The lads must really have missed him over the past few weeks. Quickly Jason collected his skates and sail.
“But what about your supper?” asked his mother. “Sheep’s head broth.”
“Oh, it’ll keep, won’t it? I might as well have a pasty or two in the Wheatsheaf.”
“Happen it’s better you get out and enjoy yourself,” she said. “I’m quite content. I’ve got things to mend.”
Twenty minutes later Jason, Sam, and Ned were skimming over the glass two miles out. The sky was crimson with banks of stratus, and a river of gold ran clear along the horizon: foul weather tomorrow, but a glory this evening. The glassy expanse flowed with red and gold reflections: a lake of blood, fire, and molten metal. They did not at first spot the other solitary sail-skater, nor he them, till they were quite close to the slow bird.

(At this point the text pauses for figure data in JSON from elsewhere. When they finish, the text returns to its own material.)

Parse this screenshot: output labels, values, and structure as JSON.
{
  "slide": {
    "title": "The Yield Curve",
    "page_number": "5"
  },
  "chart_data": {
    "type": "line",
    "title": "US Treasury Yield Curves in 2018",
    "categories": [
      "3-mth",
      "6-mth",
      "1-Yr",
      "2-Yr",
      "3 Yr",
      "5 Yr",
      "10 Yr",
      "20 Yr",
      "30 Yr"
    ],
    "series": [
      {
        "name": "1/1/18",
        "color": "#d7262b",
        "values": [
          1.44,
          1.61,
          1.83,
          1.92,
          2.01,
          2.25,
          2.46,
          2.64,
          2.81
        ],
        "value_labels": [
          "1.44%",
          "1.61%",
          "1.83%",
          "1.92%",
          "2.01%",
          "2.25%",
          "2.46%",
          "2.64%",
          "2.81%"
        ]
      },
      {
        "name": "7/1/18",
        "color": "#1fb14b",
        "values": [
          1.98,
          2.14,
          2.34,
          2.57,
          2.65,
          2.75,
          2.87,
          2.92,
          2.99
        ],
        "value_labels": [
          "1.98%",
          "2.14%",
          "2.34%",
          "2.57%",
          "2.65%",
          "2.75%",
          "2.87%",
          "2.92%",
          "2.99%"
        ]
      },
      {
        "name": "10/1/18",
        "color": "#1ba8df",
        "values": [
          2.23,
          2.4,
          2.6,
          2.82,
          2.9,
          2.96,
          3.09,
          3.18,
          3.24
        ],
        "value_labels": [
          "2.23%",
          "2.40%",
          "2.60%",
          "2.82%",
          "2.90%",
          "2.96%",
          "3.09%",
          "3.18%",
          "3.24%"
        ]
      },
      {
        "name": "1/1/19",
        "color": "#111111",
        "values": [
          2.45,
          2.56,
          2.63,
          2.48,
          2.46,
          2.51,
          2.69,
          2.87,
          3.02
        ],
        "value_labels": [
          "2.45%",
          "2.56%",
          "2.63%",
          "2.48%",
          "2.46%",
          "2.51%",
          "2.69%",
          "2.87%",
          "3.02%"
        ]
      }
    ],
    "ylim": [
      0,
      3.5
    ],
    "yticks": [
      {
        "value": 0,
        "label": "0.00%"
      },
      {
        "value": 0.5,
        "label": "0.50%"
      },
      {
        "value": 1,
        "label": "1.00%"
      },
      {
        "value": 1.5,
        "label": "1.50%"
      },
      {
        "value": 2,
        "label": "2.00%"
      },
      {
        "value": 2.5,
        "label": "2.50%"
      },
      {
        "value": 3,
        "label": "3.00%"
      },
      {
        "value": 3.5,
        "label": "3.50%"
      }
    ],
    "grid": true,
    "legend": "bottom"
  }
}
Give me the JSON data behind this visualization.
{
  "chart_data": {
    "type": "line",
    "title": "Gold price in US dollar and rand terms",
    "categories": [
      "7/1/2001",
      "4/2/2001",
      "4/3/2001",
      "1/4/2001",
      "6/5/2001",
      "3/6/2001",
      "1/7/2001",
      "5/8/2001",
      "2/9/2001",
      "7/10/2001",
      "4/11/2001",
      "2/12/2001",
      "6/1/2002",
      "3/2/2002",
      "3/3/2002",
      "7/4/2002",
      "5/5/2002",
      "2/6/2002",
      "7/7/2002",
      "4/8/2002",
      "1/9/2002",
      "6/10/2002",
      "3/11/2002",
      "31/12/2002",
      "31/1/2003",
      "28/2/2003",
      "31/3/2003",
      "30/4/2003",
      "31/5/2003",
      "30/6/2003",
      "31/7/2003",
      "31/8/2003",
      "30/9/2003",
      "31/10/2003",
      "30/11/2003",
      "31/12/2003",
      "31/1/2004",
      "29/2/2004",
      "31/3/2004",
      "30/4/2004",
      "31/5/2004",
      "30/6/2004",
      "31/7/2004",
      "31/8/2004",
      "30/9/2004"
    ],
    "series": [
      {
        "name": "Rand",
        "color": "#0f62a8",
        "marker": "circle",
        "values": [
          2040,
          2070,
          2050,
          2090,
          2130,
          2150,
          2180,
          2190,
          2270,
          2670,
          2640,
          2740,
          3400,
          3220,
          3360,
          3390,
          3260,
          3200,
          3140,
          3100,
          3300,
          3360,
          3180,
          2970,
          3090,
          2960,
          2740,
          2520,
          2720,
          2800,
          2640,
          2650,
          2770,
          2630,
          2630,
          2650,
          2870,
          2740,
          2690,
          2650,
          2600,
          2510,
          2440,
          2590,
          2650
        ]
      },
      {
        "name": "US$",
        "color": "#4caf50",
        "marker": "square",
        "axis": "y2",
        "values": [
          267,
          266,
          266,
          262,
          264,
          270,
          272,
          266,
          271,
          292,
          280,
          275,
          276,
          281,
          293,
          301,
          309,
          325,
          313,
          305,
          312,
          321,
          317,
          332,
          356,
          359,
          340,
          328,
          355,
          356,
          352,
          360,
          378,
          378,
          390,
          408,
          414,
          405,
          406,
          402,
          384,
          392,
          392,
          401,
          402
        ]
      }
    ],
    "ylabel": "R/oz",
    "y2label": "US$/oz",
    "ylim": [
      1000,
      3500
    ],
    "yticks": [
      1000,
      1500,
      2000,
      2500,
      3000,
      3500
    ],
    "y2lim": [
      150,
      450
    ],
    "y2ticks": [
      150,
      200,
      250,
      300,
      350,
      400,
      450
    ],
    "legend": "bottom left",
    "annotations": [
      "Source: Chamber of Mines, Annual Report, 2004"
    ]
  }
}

Sam noticed first. “Who’s that, then?”
The other sail was brown and orange. Jason recognized it easily. “It’s Tarnover!”
“Now’s your chance to find out, then,” said Ned.
“Do you mean that?”
Ned grinned. “Why not? Could be fun. Let’s take him.”

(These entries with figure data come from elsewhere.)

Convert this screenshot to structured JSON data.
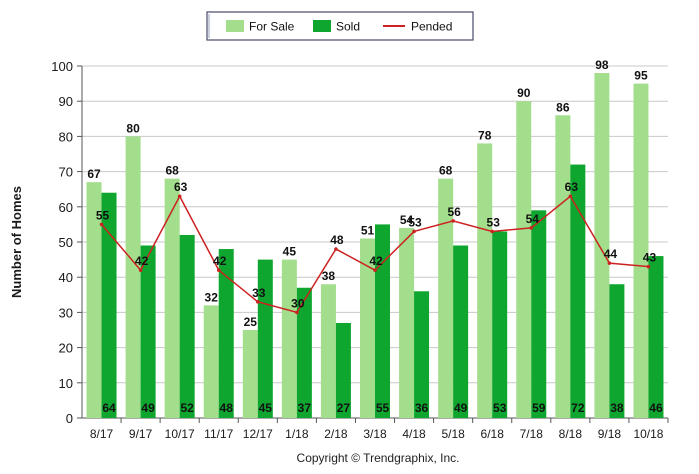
{
  "chart_data": {
    "type": "bar",
    "categories": [
      "8/17",
      "9/17",
      "10/17",
      "11/17",
      "12/17",
      "1/18",
      "2/18",
      "3/18",
      "4/18",
      "5/18",
      "6/18",
      "7/18",
      "8/18",
      "9/18",
      "10/18"
    ],
    "series": [
      {
        "name": "For Sale",
        "kind": "bar",
        "color": "#a3de8c",
        "values": [
          67,
          80,
          68,
          32,
          25,
          45,
          38,
          51,
          54,
          68,
          78,
          90,
          86,
          98,
          95
        ]
      },
      {
        "name": "Sold",
        "kind": "bar",
        "color": "#0ea62e",
        "values": [
          64,
          49,
          52,
          48,
          45,
          37,
          27,
          55,
          36,
          49,
          53,
          59,
          72,
          38,
          46
        ]
      },
      {
        "name": "Pended",
        "kind": "line",
        "color": "#cc2222",
        "values": [
          55,
          42,
          63,
          42,
          33,
          30,
          48,
          42,
          53,
          56,
          53,
          54,
          63,
          44,
          43
        ]
      }
    ],
    "ylabel": "Number of Homes",
    "xlabel": "",
    "ylim": [
      0,
      100
    ],
    "yticks": [
      0,
      10,
      20,
      30,
      40,
      50,
      60,
      70,
      80,
      90,
      100
    ],
    "grid": true,
    "legend": "top-center",
    "footer": "Copyright © Trendgraphix, Inc."
  }
}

Pumping their legs, the three sail-skaters sped apart to outflank Tarnover—who spied them and began to turn. All too sharply, though. Or else he may have run into a slick of water on the glass. To Jason’s joy M
ax Tarnover, champion of the five villages, skidded.
They caught him. This done, it didn’t take the strength of an ox to stop a skater from going anywhere else, however much he kicked and struggled. But Jason hit Tarnover on the jaw, knocking him senseless.
“What the hell you do that for?” asked Sam, easing Tarnover’s fall on the glass.
“How else do we get him up on the bird?”
Sam stared at Jason, then nodded slowly.
It hardly proved the easiest operation to hoist a limp and heavy body on to a slowly moving object whilst standing on a slippery surface; but after removing their skates they succeeded. Before too long Tarnover lay sprawled atop, legs dangling. Quickly with his pocketknife Jason cut the hemp cord from Tarnover’s sail and bound his ankles together, running the tether tightly underneath the bird.
Presently Tarnover awoke, and struggled groggily erect. He groaned, rocked sideways, recovered his balance.
“Babbidge … Partridge, Ned Darrow … ? What the hell are you up to?”
Jason planted hands on hips. “Oh, we’re just playing a little prank, same as you did on my brother Dan. Who’s missing now; maybe forever, thanks to you.”
“I never—”
“Admit it, then we might cut you down.”
“And happen we mightn’t,” said Ned. “Not until the Wheatsheaf closes. But look on the bright side: happen we might.”
Tarnover’s legs twitched as he tested the bonds. He winced. “I honestly meant your brother no harm.”
Sam smirked. “Nor do we mean you any. Ain’t our fault if a bird decides to fly off. Anyway, only been here an hour or so. Could easily be here all night. Right, lads?”